The scream comes again. Shorter this time. Sharper.
“The ones here do,” he says. “Out in the forest there’s this big rock formation that’s some kind of natural amplifier. The crows found it a long time ago and they go out there and…”
“Raise hell?”
He breathes out a half laugh, half sigh, nods.
“There’s a story. It’s in the book but…”
“What?”
“It’s just an old legend. And… probably illegible. I wrote it down when I was a kid.”
“Okay. Tell it to me.”
“It’s just a story,” he says.
“Tell it to me,” I repeat, and hold his gaze so he knows I won’t be budged.
He takes a deep breath. The door is still cracked and the crows are still screaming and a cool fall wind blows in and rattles a framed print above the TV.

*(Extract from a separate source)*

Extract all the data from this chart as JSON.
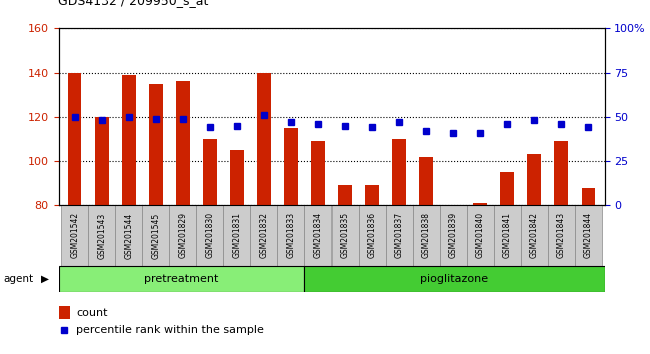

I hadn’t noticed it before. A monochrome field of corn sways in the breeze and, above it, a swirling spiral of crows fades into the stormy sky.
It’s masterfully done, and I think briefly that I should know the artist but no name comes to mind.
“There was an ancient witch who lived on the mountain,” Max says, pulling my attention back to the moment.
“That’s what the stories say. An old woman who lived here—in a house in the middle of an enchanted apple grove—when the town was first formed.
She had two beautiful daughters and men from the town started coming around, offering to marry the girls. ”
“And the witch did not approve.”
“No. She wanted to protect them. She turned her first daughter into a bluebird and her second into a robin and she put them in a golden cage. Every day she sang to them, and they kept her company just like always. And the witch was happy. But one day, when she opened the door to feed them, they flew away. She turned herself into a crow so that she could catch up with them, fly with them, and keep them. Forever.”
Max looks straight ahead, seeming to have forgotten that I’m even there. As if he’s just talking to himself, he keeps going.